Authenticating Users Using TACACS+ (T+)

Owned by Viktoryia Varapayeva (Deactivated)
Aug 19, 2022
2 min read

You can configure NetMRI to authenticate admins against TACACS+ (Terminal Access Controller Access-Control System Plus, or T+) servers. TACACS+ provides separate authentication, authorization, and accounting services. NetMRI provides support only for authentication and authorization capabilities. To ensure reliable delivery, T+ uses TCP as its transport protocol, and to ensure confidentiality, all protocol exchanges between the T+ server and its clients are encrypted.

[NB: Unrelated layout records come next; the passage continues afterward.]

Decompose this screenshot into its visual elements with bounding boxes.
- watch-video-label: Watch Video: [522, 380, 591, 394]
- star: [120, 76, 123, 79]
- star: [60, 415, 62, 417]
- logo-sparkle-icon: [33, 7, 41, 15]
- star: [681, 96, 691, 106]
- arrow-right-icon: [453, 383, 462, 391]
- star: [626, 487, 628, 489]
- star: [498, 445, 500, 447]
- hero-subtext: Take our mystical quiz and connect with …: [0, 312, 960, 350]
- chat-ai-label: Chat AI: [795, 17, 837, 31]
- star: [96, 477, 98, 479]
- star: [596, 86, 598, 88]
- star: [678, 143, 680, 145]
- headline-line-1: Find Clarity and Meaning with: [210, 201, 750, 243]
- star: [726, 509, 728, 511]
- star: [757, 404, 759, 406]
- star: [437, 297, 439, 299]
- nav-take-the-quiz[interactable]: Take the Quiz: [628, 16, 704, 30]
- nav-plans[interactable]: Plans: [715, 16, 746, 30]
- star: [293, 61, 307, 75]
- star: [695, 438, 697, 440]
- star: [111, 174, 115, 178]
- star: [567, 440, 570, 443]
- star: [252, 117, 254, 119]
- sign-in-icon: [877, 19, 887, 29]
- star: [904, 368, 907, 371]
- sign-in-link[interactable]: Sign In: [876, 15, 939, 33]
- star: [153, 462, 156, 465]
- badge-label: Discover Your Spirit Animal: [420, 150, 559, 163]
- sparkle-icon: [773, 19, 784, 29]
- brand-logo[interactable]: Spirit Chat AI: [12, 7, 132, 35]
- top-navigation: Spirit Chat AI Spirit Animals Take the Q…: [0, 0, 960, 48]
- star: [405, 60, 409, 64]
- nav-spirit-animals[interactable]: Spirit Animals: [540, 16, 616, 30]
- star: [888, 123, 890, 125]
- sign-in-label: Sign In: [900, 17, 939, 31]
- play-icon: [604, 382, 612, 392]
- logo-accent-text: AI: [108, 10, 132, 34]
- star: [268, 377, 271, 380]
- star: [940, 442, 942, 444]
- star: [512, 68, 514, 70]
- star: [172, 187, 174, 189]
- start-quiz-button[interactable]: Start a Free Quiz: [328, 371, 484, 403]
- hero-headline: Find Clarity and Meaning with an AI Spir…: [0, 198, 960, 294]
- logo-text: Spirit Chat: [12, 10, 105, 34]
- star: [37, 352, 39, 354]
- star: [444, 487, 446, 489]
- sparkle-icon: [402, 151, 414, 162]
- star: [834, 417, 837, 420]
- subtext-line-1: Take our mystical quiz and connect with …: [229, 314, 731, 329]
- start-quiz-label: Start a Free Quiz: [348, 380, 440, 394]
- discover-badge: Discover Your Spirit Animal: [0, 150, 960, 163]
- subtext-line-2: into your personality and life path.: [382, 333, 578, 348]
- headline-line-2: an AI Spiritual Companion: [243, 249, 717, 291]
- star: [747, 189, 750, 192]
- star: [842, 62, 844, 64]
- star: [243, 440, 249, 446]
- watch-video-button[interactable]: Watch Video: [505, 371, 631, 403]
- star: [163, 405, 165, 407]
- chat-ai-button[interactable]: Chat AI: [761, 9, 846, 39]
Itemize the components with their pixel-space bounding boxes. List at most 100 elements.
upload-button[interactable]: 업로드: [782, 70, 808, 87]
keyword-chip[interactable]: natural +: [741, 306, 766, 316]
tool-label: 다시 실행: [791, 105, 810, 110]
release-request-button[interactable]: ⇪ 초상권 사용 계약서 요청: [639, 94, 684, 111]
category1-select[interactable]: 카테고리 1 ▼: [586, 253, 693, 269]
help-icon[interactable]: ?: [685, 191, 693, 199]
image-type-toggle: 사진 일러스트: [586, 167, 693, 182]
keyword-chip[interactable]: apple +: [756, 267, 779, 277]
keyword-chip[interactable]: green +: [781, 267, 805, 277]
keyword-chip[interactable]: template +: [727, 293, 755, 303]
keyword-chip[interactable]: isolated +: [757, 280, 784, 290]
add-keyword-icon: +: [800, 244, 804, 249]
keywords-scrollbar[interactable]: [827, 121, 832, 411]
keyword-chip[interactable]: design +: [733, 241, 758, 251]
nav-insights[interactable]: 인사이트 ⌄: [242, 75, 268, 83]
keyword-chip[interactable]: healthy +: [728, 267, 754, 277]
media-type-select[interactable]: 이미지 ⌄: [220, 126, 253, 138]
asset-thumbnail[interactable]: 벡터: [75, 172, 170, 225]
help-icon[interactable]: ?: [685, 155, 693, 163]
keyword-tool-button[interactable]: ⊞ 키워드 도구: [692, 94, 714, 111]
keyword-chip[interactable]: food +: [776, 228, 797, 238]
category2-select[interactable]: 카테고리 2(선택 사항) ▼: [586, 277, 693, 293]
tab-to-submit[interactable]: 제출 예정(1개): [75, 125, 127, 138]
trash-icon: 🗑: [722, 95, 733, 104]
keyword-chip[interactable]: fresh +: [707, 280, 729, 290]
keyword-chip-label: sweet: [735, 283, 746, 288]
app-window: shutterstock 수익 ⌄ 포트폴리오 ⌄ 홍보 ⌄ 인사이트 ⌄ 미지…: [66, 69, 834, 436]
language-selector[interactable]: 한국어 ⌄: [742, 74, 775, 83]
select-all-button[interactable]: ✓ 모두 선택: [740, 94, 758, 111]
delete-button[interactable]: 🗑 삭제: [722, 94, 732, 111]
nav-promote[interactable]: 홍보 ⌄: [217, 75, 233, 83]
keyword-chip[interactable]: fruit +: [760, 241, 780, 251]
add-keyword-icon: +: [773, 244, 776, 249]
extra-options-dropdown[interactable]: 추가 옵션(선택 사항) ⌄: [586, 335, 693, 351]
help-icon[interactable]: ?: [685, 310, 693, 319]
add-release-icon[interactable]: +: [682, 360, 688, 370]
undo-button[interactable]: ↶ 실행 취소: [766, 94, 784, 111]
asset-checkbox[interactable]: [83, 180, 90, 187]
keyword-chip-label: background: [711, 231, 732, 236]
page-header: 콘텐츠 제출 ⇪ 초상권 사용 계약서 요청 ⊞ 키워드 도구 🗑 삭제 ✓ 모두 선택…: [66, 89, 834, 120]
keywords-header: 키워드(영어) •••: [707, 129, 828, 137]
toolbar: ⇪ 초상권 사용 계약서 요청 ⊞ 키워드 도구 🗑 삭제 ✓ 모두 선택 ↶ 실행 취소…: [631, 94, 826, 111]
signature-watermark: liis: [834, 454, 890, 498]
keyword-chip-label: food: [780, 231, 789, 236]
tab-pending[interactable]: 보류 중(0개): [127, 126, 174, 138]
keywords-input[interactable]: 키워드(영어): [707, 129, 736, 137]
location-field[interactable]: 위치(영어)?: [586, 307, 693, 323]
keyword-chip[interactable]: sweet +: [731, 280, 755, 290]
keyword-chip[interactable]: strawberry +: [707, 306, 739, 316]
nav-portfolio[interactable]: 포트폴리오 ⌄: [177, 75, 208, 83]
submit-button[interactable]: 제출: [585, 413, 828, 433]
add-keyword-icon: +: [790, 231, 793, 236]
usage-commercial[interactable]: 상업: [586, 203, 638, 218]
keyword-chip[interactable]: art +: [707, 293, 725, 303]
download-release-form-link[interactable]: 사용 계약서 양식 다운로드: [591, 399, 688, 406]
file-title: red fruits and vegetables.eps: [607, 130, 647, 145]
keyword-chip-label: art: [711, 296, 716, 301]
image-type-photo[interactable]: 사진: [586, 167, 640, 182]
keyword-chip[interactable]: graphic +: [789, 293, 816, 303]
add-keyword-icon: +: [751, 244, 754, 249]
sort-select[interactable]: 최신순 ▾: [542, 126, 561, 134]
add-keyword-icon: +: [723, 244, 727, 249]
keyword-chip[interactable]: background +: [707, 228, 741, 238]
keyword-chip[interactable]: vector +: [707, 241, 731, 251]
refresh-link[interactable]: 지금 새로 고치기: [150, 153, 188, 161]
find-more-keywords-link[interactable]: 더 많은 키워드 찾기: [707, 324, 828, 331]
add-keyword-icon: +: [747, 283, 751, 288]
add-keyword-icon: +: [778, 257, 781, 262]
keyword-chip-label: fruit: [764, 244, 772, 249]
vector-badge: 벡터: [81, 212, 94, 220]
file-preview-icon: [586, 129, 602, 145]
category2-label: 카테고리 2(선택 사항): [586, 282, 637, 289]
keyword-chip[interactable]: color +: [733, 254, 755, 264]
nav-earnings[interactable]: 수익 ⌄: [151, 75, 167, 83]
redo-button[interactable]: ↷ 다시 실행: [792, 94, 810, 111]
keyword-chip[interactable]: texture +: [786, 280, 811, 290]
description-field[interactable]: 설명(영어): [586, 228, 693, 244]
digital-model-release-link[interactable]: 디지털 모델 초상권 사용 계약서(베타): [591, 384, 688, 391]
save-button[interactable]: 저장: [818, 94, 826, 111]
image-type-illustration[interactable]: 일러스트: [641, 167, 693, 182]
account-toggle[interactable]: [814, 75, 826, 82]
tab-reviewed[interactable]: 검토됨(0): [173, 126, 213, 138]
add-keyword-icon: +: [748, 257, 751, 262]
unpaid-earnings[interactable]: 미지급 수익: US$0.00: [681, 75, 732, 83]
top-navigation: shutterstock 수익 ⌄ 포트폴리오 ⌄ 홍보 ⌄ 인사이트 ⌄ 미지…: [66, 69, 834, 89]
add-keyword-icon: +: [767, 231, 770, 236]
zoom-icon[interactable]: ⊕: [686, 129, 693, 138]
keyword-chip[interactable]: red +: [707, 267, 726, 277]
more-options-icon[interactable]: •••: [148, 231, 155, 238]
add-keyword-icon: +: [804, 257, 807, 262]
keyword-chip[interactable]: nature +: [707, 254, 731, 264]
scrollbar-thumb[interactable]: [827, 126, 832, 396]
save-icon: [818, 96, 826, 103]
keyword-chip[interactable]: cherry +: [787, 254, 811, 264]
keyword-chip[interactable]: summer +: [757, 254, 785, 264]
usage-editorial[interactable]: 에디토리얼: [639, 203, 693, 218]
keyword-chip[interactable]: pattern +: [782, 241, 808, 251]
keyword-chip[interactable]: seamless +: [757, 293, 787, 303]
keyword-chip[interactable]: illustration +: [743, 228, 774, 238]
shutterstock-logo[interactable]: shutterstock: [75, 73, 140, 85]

In this section, we assume that AAA administrators understand the details of TACACS+ configuration, and present simpler examples in this section.

To support TACACS+ authentication and authorization through NetMRI, you configure a custom service, infoblox, on the T+ server, and then define the user names and group names in the infoblox service's custom attribute na-group. These services and attributes can be named differently according to preference. We use these values by convention in this document.

Ensure that you apply each user group to the custom service infoblox (or however you choose to name the custom service). On NetMRI, you add the remote groups with the same names to the authentication service. When the TACACS+ server responds to an authentication and authorization request relayed from NetMRI and the response includes the na-group custom attribute, NetMRI matches the group name with the group in the authentication service and automatically assigns the admin to that group.

If you use T+ only for authentication, the user accounts must all be defined in NetMRI with the User IDs matching the declared values on the T+ server. These accounts must be locally configured on NetMRI with the roles assigned to their specified device groups.

If you use T+ for both authentication and authorization, and the configurations are done in the T+ server configuration file, the successfully authenticated and authorized users will be dynamically created in NetMRI with the roles defined through the configurations in the Authentication Service configured in NetMRI.